Lors de cette entrevue avec Ivory il s'était pourtant juré de ne rien laisser transparaître. Et pourtant cela avait été plus fort que tout. En comprenant le pourquoi de cette invitation et devant l'indécision de son ami, il avait réagi avec force détermination. Après tout un Chevalier se devait en toute circonstance d'assumer les situations de crise les plus sensibles. A n'en pas douter cette entrevue en avait été une. Il en ressortait pourtant grandit, plus fort, plus confiant. Tenir tête indirectement à la mère de l'Empereur et lire un mélange d'admiration, de crainte dans ses yeux inquisiteurs apportait un crédit légitime à ses propres choix.
Pourtant pour Neil ce n'était rien. Ce qu'il voulait, ce qu'il recherchait par-dessus tout demeurait la reconnaissance non de son talent mais bien de sa hauteur d'âme, de sa capacité hors norme à servir son Ordre. Quoi de plus important que de se soumettre à ce qu'il avait juré des années auparavant quand fraîchement diplômé de la très réputée École de Saint-Georges il s'était distingué par ses hauts faits d'arme s'ouvrant ainsi par le mérite plutôt que par la solde les portes de la Chevalerie ? Seul comptait à ses yeux l'Idéal Chevaleresque. Pour l'atteindre rien ne saurait se mettre en travers de sa route. En tous cas ni les intrigues de palais ni le pouvoir grandissant de Bygone, l'obscure confrérie tristement conservatrice portée par tout un pan de la vieille noblesse et de la haute bourgeoisie, structure complexe et multiforme dont Ivory était, disait-on, l'une des figures de proue.
Neil avait en horreur ces nobliaux de fin de règne, ces arrivistes nouvellement enrichis où encore ces fainéants de haut lignage qui pensaient manifestement que le sang, la bourse où les pactes convenus suffisaient à faire d'eux des hommes d'honneur, des cœurs dignes de porter le titre pourtant sacré de Victorian Knight! Où passaient les préceptes du philosophe et grand chevalier de l'Empire Euffer Goethe ? Son dos ainsi que son poing se raidirent en évoquant le nom de son maître. Il se remémora les dures séances d'entraînement, la salle d'arme, les leçons philosophiques.

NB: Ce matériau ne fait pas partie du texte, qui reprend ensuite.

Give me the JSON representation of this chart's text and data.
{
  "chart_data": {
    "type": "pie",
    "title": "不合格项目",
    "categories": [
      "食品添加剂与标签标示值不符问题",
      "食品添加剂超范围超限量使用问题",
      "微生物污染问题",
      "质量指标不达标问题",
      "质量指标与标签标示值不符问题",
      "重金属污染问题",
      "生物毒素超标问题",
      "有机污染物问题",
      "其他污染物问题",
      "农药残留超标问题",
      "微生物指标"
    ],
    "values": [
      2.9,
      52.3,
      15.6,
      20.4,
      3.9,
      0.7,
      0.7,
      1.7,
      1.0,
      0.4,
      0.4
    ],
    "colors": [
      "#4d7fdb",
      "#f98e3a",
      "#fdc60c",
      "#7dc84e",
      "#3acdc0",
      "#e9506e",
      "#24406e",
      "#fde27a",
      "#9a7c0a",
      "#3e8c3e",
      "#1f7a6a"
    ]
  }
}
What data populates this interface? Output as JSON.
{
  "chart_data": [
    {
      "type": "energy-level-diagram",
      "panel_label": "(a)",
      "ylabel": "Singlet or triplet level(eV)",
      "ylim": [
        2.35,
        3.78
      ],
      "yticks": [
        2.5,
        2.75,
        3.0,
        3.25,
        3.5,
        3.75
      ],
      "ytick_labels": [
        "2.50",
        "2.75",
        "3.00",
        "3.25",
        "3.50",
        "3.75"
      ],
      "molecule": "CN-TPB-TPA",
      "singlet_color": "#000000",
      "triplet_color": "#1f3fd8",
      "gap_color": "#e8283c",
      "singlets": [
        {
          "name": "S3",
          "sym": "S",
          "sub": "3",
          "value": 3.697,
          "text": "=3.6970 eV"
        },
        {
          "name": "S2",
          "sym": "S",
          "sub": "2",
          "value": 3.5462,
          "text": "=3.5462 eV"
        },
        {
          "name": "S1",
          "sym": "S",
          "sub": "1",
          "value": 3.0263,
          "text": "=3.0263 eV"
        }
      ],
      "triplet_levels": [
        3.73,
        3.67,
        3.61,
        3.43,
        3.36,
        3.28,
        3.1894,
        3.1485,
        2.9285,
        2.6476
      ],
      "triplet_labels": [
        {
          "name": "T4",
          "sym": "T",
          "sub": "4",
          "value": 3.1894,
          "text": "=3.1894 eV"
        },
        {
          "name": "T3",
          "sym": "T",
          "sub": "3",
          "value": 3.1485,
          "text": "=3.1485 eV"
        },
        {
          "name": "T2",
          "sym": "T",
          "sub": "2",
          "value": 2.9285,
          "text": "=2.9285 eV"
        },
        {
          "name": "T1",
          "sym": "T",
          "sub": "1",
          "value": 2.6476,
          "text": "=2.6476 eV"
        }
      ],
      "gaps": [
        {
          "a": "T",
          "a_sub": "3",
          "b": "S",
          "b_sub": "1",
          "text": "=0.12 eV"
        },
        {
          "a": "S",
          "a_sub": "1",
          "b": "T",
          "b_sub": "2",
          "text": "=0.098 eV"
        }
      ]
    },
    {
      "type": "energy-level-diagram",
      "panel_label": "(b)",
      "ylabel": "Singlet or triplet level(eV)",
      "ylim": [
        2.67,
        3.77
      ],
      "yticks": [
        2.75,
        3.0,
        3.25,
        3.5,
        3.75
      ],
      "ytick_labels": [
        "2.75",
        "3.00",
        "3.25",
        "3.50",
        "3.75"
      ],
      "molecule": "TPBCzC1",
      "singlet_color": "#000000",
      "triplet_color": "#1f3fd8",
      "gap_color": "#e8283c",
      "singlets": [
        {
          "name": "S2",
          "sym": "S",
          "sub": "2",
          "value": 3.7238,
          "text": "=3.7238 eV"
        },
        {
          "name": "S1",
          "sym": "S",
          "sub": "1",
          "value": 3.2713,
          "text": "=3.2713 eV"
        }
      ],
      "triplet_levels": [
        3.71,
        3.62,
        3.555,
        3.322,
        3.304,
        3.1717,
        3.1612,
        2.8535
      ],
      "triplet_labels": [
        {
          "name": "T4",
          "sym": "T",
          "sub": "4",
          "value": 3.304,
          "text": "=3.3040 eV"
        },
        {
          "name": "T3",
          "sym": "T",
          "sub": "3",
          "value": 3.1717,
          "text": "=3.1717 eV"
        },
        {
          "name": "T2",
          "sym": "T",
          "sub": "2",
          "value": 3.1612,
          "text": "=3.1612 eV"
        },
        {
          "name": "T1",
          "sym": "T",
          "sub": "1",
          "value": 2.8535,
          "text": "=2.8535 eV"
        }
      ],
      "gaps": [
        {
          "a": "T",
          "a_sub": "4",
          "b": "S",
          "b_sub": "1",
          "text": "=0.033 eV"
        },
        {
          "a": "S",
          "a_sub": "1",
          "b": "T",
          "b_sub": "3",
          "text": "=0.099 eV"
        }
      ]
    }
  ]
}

Que cette époque semblait lointaine désormais. En rentrant à la capitale Ordia, Neil visita comme toujours l'orphelinat de Sir Lawrence et fit don d'une certaine somme à l'institution. Puis comme souvent également, il visita les enfants dont les yeux s'illuminèrent en l'observant pénétrer la cours aux pruniers mauves. Certains le connaissaient bien, d'autres l'avaient simplement entraperçu quelques rares fois, enfin les plus timides car les plus jeunes se demandaient avec anxiété qui était cet homme élégant dont les manières juraient avec leur misérable condition. Il ne les prenait pas dans ses bras ni ne s'asseyait pour leur raconter des histoires. Encore moins essayait-il de paraître bon. Mais il les invitait sous les pruniers aux tons bordeaux violacés et là, devant des yeux médusés, il prenait les garçons et les entraînait au maniement de l'épée en bois. Gentiment, calmement, sans heurts. Puis quand le temps s'achevait il commandait aux plus âgés de prendre le relais et s'approchait des filles.
Les plus téméraires escrimaient déjà avec les adolescents de leur âge. Aux autres il enseignait méticuleusement l'art de l'expression, de la diction, l'histoire victorienne ou encore l'une des nombreuses danses de salon pratiquées à la cour. À vrai dire cela dépendait grandement des envies de chacun. Neil ne cherchait pas à faire plaisir, il voulait que ces enfants bénéficient de bases, de fondements leur permettant de s'adapter aux mœurs de l'aristocratie victorienne. Non qu'il fut animé par un esprit de révolte, loin de là. Mais il savait que là, dans ces univers difficiles où il fallait lutter pour vivre, où chaque quignon de pain comptait, où chaque accolade valait mille baisers de la plus sulfureuse des amantes, là se trouvaient les cœurs forts susceptibles de servir un jour le Saint-Empire.
Il trouvait dans ces jeunes yeux abandonnés plus de force et de rage de vivre que dans les pupilles livides de certains de ses pairs. Et puis il s'agissait de son devoir. Quand il en eut fini il repassa par l'intendance et enfin disparut dans la superbe de la ville de verre, aux hauteurs qui défiaient le ciel et tous ses dieux : Ordia l'incomparable. Il se rendait chez les Wimphrey, en l'une de leurs très nombreuses résidences qui consistait en un logis s'épanouissant sur toute la demi-hauteur d'une tour qui perçait les nuages, arrogante et brillante des reflets de la puissante cité. Il fut annoncé et rejoignit la maîtresse de maison. Samantha Fox Wimphrey du haut de sa rousse chevelure bouclée l'observait en souriant. Elle le prit dans ses bras avec distance, s'adressant à lui avec une bonté non feinte. « Mon neveu... Comment vous portez-vous ? » Il répondit par l'affirmative et se servit du vin contenu dans la bouteille qui l'appelait au loin. Celui des terres d'Arlénon.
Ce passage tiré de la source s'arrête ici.